3. Todos os alimentos apresentam o mesmo comportamento de viscosidade?

Não. A maioria dos alimentos apresenta comportamento não newtoniano, ou seja, sua viscosidade varia conforme a força aplicada ou o tempo de agitação. Produtos como molhos, iogurtes e sobremesas podem apresentar propriedades como pseudoplasticidade ou tixotropia.


4. Quais fatores podem alterar a viscosidade de um alimento?

Diversos fatores influenciam a viscosidade, incluindo temperatura, composição (teor de proteínas, gorduras e polissacarídeos), concentração de sólidos, pH e interações entre ingredientes. Processos industriais, como homogeneização e aquecimento, também podem modificar significativamente essa propriedade.
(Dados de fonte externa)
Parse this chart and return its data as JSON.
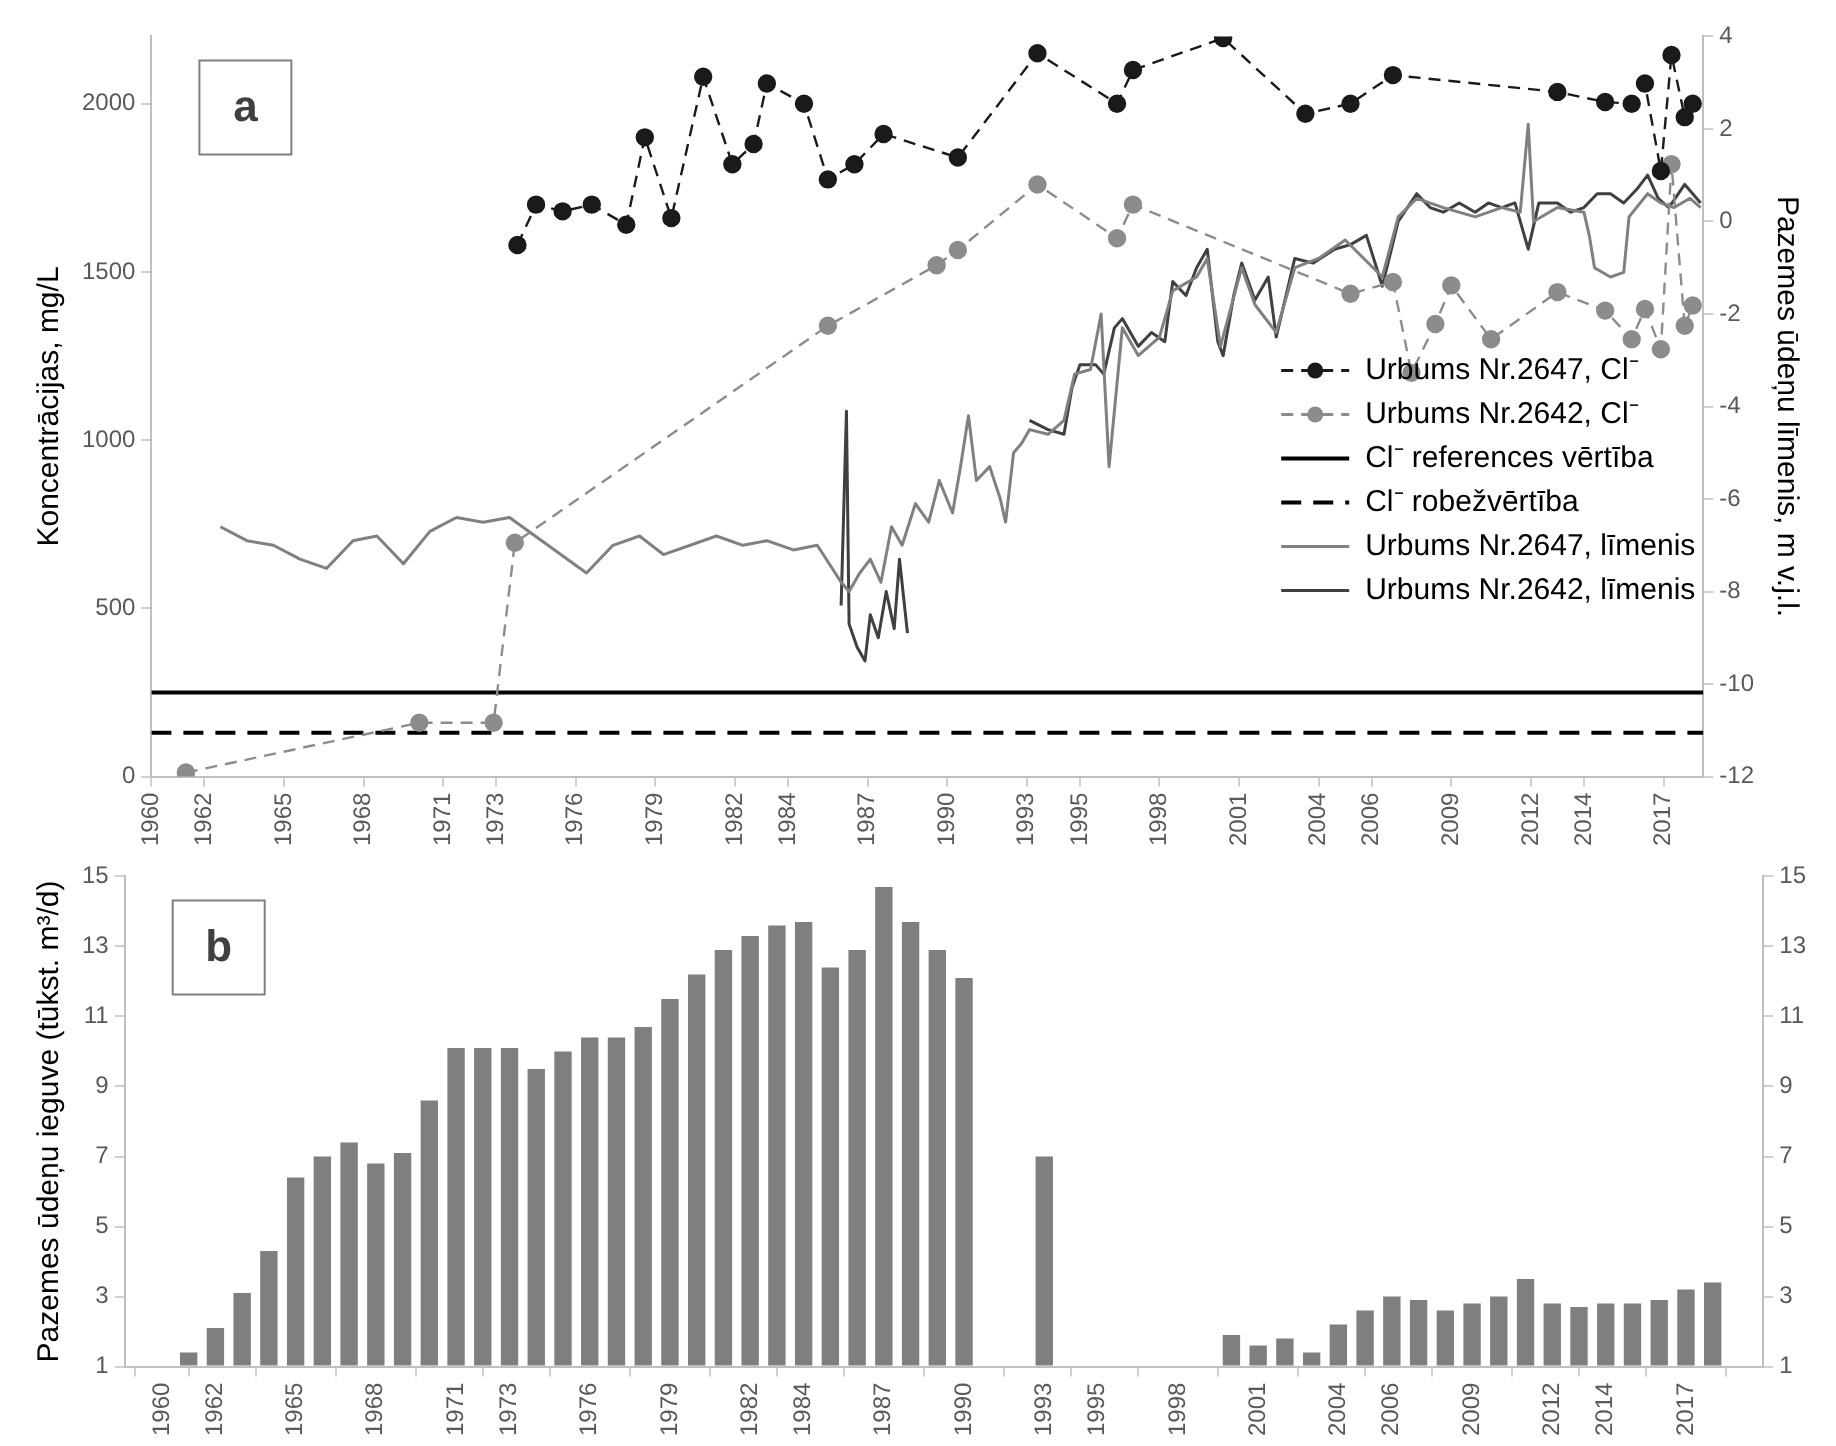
{
  "chart_data": [
    {
      "type": "line",
      "ylabel": "Koncentrācijas, mg/L",
      "y2label": "Pazemes ūdeņu līmenis, m v.j.l.",
      "annotations": [
        "a"
      ],
      "xlim": [
        1960,
        2018.5
      ],
      "xticks": [
        1960,
        1962,
        1965,
        1968,
        1971,
        1973,
        1976,
        1979,
        1982,
        1984,
        1987,
        1990,
        1993,
        1995,
        1998,
        2001,
        2004,
        2006,
        2009,
        2012,
        2014,
        2017
      ],
      "ylim": [
        0,
        2200
      ],
      "yticks": [
        0,
        500,
        1000,
        1500,
        2000
      ],
      "y2lim": [
        -12,
        4
      ],
      "y2ticks": [
        -12,
        -10,
        -8,
        -6,
        -4,
        -2,
        0,
        2,
        4
      ],
      "grid": false,
      "legend": "right",
      "ref_lines": [
        {
          "axis": "y",
          "value": 250,
          "label": "Cl⁻ references vērtība",
          "color": "#000000",
          "line_style": "solid"
        },
        {
          "axis": "y",
          "value": 130,
          "label": "Cl⁻ robežvērtība",
          "color": "#000000",
          "line_style": "dashed"
        }
      ],
      "series": [
        {
          "name": "Urbums Nr.2647, Cl⁻",
          "color": "#1a1a1a",
          "marker": "circle",
          "line_style": "dashed",
          "axis": "y",
          "x": [
            1973.8,
            1974.5,
            1975.5,
            1976.6,
            1977.9,
            1978.6,
            1979.6,
            1980.8,
            1981.9,
            1982.7,
            1983.2,
            1984.6,
            1985.5,
            1986.5,
            1987.6,
            1990.4,
            1993.4,
            1996.4,
            1997.0,
            2000.4,
            2003.5,
            2005.2,
            2006.8,
            2013.0,
            2014.8,
            2015.8,
            2016.3,
            2016.9,
            2017.3,
            2017.8,
            2018.1
          ],
          "values": [
            1580,
            1700,
            1680,
            1700,
            1640,
            1900,
            1660,
            2080,
            1820,
            1880,
            2060,
            2000,
            1775,
            1820,
            1910,
            1840,
            2150,
            2000,
            2100,
            2195,
            1970,
            2000,
            2085,
            2035,
            2005,
            2000,
            2060,
            1800,
            2145,
            1960,
            2000
          ]
        },
        {
          "name": "Urbums Nr.2642, Cl⁻",
          "color": "#8c8c8c",
          "marker": "circle",
          "line_style": "dashed",
          "axis": "y",
          "x": [
            1961.3,
            1970.1,
            1972.9,
            1973.7,
            1985.5,
            1989.6,
            1990.4,
            1993.4,
            1996.4,
            1997.0,
            2005.2,
            2006.8,
            2007.5,
            2008.4,
            2009.0,
            2010.5,
            2013.0,
            2014.8,
            2015.8,
            2016.3,
            2016.9,
            2017.3,
            2017.8,
            2018.1
          ],
          "values": [
            12,
            160,
            160,
            695,
            1340,
            1520,
            1565,
            1760,
            1600,
            1700,
            1435,
            1470,
            1200,
            1345,
            1460,
            1300,
            1440,
            1385,
            1300,
            1390,
            1270,
            1820,
            1340,
            1400
          ]
        },
        {
          "name": "Urbums Nr.2647, līmenis",
          "color": "#808080",
          "marker": "none",
          "line_style": "solid",
          "axis": "y2",
          "x": [
            1962.6,
            1963.6,
            1964.6,
            1965.6,
            1966.6,
            1967.6,
            1968.5,
            1969.5,
            1970.5,
            1971.5,
            1972.5,
            1973.5,
            1976.4,
            1977.4,
            1978.4,
            1979.3,
            1981.3,
            1982.3,
            1983.2,
            1984.2,
            1985.1,
            1986.0,
            1986.3,
            1986.7,
            1987.1,
            1987.5,
            1987.9,
            1988.3,
            1988.8,
            1989.3,
            1989.7,
            1990.2,
            1990.5,
            1990.8,
            1991.1,
            1991.6,
            1992.0,
            1992.2,
            1992.5,
            1992.8,
            1993.1,
            1993.8,
            1994.4,
            1994.8,
            1995.4,
            1995.8,
            1996.1,
            1996.6,
            1997.2,
            1998.0,
            1998.5,
            1999.4,
            1999.8,
            2000.3,
            2001.1,
            2001.6,
            2002.4,
            2003.1,
            2004.0,
            2005.0,
            2006.4,
            2007.0,
            2007.7,
            2008.7,
            2009.9,
            2010.9,
            2011.6,
            2011.9,
            2012.1,
            2013.0,
            2014.0,
            2014.2,
            2014.4,
            2015.0,
            2015.5,
            2015.7,
            2016.4,
            2016.9,
            2017.4,
            2018.0,
            2018.4
          ],
          "values": [
            -6.6,
            -6.9,
            -7.0,
            -7.3,
            -7.5,
            -6.9,
            -6.8,
            -7.4,
            -6.7,
            -6.4,
            -6.5,
            -6.4,
            -7.6,
            -7.0,
            -6.8,
            -7.2,
            -6.8,
            -7.0,
            -6.9,
            -7.1,
            -7.0,
            -7.8,
            -8.0,
            -7.6,
            -7.3,
            -7.8,
            -6.6,
            -7.0,
            -6.1,
            -6.5,
            -5.6,
            -6.3,
            -5.3,
            -4.2,
            -5.6,
            -5.3,
            -6.0,
            -6.5,
            -5.0,
            -4.8,
            -4.5,
            -4.6,
            -4.3,
            -3.3,
            -3.2,
            -2.0,
            -5.3,
            -2.3,
            -2.9,
            -2.5,
            -1.5,
            -1.2,
            -0.8,
            -2.7,
            -1.0,
            -1.8,
            -2.4,
            -1.0,
            -0.8,
            -0.4,
            -1.2,
            0.1,
            0.5,
            0.3,
            0.1,
            0.3,
            0.2,
            2.1,
            0.0,
            0.3,
            0.2,
            -0.3,
            -1.0,
            -1.2,
            -1.1,
            0.1,
            0.6,
            0.4,
            0.3,
            0.5,
            0.3
          ]
        },
        {
          "name": "Urbums Nr.2642, līmenis",
          "color": "#404040",
          "marker": "none",
          "line_style": "solid",
          "axis": "y2",
          "x": [
            1986.0,
            1986.2,
            1986.3,
            1986.6,
            1986.9,
            1987.1,
            1987.4,
            1987.7,
            1988.0,
            1988.2,
            1988.5,
            1990.8,
            1993.1,
            1993.8,
            1994.4,
            1994.7,
            1995.0,
            1995.6,
            1995.9,
            1996.3,
            1996.6,
            1997.2,
            1997.7,
            1998.2,
            1998.5,
            1999.0,
            1999.4,
            1999.8,
            2000.2,
            2000.4,
            2000.8,
            2001.1,
            2001.6,
            2002.1,
            2002.4,
            2003.1,
            2003.8,
            2004.6,
            2005.2,
            2005.8,
            2006.4,
            2007.0,
            2007.7,
            2008.2,
            2008.7,
            2009.3,
            2009.9,
            2010.4,
            2010.9,
            2011.4,
            2011.9,
            2012.3,
            2013.0,
            2013.5,
            2014.0,
            2014.5,
            2015.0,
            2015.5,
            2016.0,
            2016.4,
            2016.8,
            2017.2,
            2017.8,
            2018.4
          ],
          "values": [
            -8.3,
            -4.1,
            -8.7,
            -9.2,
            -9.5,
            -8.5,
            -9.0,
            -8.0,
            -8.8,
            -7.3,
            -8.9,
            null,
            -4.3,
            -4.5,
            -4.6,
            -3.6,
            -3.1,
            -3.1,
            -3.3,
            -2.3,
            -2.1,
            -2.7,
            -2.4,
            -2.6,
            -1.3,
            -1.6,
            -1.0,
            -0.6,
            -2.6,
            -2.9,
            -1.6,
            -0.9,
            -1.7,
            -1.2,
            -2.5,
            -0.8,
            -0.9,
            -0.6,
            -0.5,
            -0.3,
            -1.4,
            0.0,
            0.6,
            0.3,
            0.2,
            0.4,
            0.2,
            0.4,
            0.3,
            0.4,
            -0.6,
            0.4,
            0.4,
            0.2,
            0.3,
            0.6,
            0.6,
            0.4,
            0.7,
            1.0,
            0.5,
            0.3,
            0.8,
            0.4
          ]
        }
      ]
    },
    {
      "type": "bar",
      "ylabel": "Pazemes ūdeņu ieguve (tūkst. m³/d)",
      "annotations": [
        "b"
      ],
      "color": "#7f7f7f",
      "xlim": [
        1960,
        2018.5
      ],
      "xticks": [
        1960,
        1962,
        1965,
        1968,
        1971,
        1973,
        1976,
        1979,
        1982,
        1984,
        1987,
        1990,
        1993,
        1995,
        1998,
        2001,
        2004,
        2006,
        2009,
        2012,
        2014,
        2017
      ],
      "ylim": [
        1,
        15
      ],
      "yticks": [
        1,
        3,
        5,
        7,
        9,
        11,
        13,
        15
      ],
      "y2lim": [
        1,
        15
      ],
      "y2ticks": [
        1,
        3,
        5,
        7,
        9,
        11,
        13,
        15
      ],
      "grid": false,
      "x": [
        1961,
        1962,
        1963,
        1964,
        1965,
        1966,
        1967,
        1968,
        1969,
        1970,
        1971,
        1972,
        1973,
        1974,
        1975,
        1976,
        1977,
        1978,
        1979,
        1980,
        1981,
        1982,
        1983,
        1984,
        1985,
        1986,
        1987,
        1988,
        1989,
        1990,
        1993,
        2000,
        2001,
        2002,
        2003,
        2004,
        2005,
        2006,
        2007,
        2008,
        2009,
        2010,
        2011,
        2012,
        2013,
        2014,
        2015,
        2016,
        2017,
        2018
      ],
      "values": [
        1.4,
        2.1,
        3.1,
        4.3,
        6.4,
        7.0,
        7.4,
        6.8,
        7.1,
        8.6,
        10.1,
        10.1,
        10.1,
        9.5,
        10.0,
        10.4,
        10.4,
        10.7,
        11.5,
        12.2,
        12.9,
        13.3,
        13.6,
        13.7,
        12.4,
        12.9,
        14.7,
        13.7,
        12.9,
        12.1,
        7.0,
        1.9,
        1.6,
        1.8,
        1.4,
        2.2,
        2.6,
        3.0,
        2.9,
        2.6,
        2.8,
        3.0,
        3.5,
        2.8,
        2.7,
        2.8,
        2.8,
        2.9,
        3.2,
        3.4
      ]
    }
  ]
}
5. Quais métodos são utilizados para medir a viscosidade?

A viscosidade pode ser medida por diferentes técnicas, como viscosímetros capilares, viscosímetros rotacionais e reômetros. A escolha do método depende do tipo de alimento e do nível de detalhamento desejado, sendo os reômetros mais indicados para sistemas complexos.


6. A análise de viscosidade contribui para a qualidade e segurança dos alimentos?

Sim. Embora não seja um parâmetro microbiológico, a viscosidade pode indicar estabilidade estrutural e consistência do produto. Alterações inesperadas podem sinalizar problemas de formulação, degradação ou falhas no processo, permitindo ações corretivas antes que o produto chegue ao consumidor.